トランプ氏に関連する仮想通貨プロジェクトであるWorld Liberty Financial(WLF)が、著名な仮想通貨起業家のジャスティン・サン氏を名誉毀損の疑いで提訴しました。WLF側は、サン氏が先月同プロジェクトを提訴したことに続き、組織的なメディアキャンペーンを通じてプロジェクトの評判を不当に傷つけたと主張しています。仮想通貨業界の有力者と政治的背景を持つプロジェクトとの対立は、法的紛争へと発展しており、業界内でのガバナンスや透明性を巡る議論を加速させる可能性があります。
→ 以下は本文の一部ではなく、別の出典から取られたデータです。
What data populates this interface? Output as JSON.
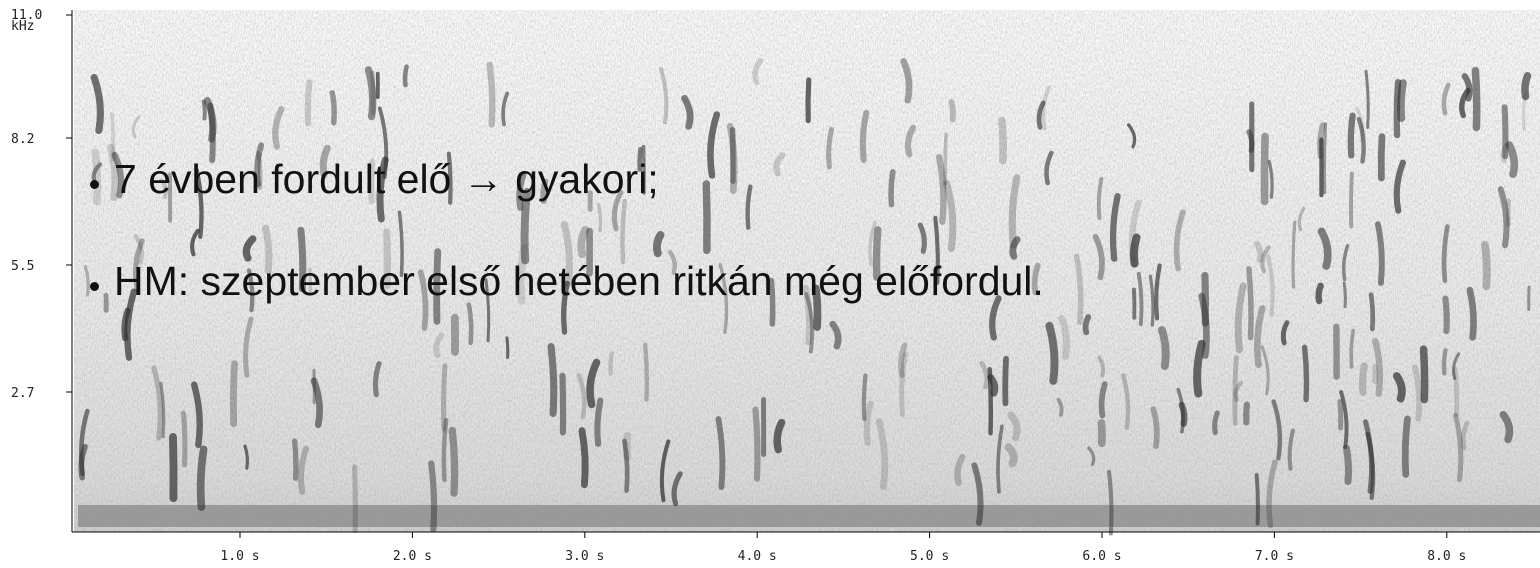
{
  "spectrogram": {
    "y_axis": {
      "ticks": [
        "11.0",
        "8.2",
        "5.5",
        "2.7"
      ],
      "unit": "kHz"
    },
    "x_axis": {
      "ticks": [
        "1.0 s",
        "2.0 s",
        "3.0 s",
        "4.0 s",
        "5.0 s",
        "6.0 s",
        "7.0 s",
        "8.0 s"
      ]
    }
  },
  "bullets": [
    "7 évben fordult elő → gyakori;",
    "HM: szeptember első hetében ritkán még előfordul."
  ]
}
提訴の内容とWorld Liberty Financial側の主張
WLFは2026年5月4日(現地時間)、ジャスティン・サン氏を名誉毀損で提訴しました。WLF側の主張によれば、サン氏は同プロジェクトを標的とした組織的なメディアキャンペーンを主導しており、事実に基づかない情報を流布することでプロジェクトの信用を失墜させようとしているとされています。WLF側は、サン氏が先月自身で起こした訴訟に続き、メディアを利用した攻撃を継続していることを問題視しています。
紛争の背景とトークン凍結を巡る対立
今回の提訴に先立ち、ジャスティン・サン氏は2026年4月にWLFを相手取って訴訟を提起していました。サン氏側の主張によれば、WLFは同氏が保有するWLFIトークン(WLFプロジェクトのガバナンス権を持つトークン)を不当に凍結し、ガバナンスへの参加権を剥奪したとされています。サン氏はWLFの初期の主要投資家の一人であり、多額の投資を行っていたとされていますが、プロジェクト運営側との間でトークンの移動やガバナンス権の運用を巡る深刻な対立が生じていると見られます。
業界への影響とプロジェクトの透明性
この出来事は、分散型金融(DeFi)を掲げるプロジェクトにおけるガバナンスの実態と、中央集権的な介入の境界線を巡る重要な課題を提起しています。WLFはトランプ氏(ドナルド・トランプ氏)の家族が関与する政治的注目度の高いプロジェクトであり、その運営実態や投資家とのトラブルは、業界全体の信頼性に影響を及ぼす可能性があります。特に、特定のウォレットを制限するブラックリスト機能の運用が運営側の裁量でどのように行われるべきかという点は、今後のDeFiプロジェクトの在り方や投資判断において重要な焦点となると見られます。
ポイント
・WLFがジャスティン・サン氏を名誉毀損で提訴し、組織的なメディア攻撃があったと主張しています。
・紛争の背景には、サン氏が保有するWLFIトークンがWLF側によって凍結されたという経緯があります。
・政治的背景を持つプロジェクトと業界の有力実業家による法廷闘争であり、DeFiにおけるガバナンスの透明性が問われています。
・資産の凍結やブラックリスト機能の運用を巡るリスク管理が、今後の業界における重要な論点となる可能性があります。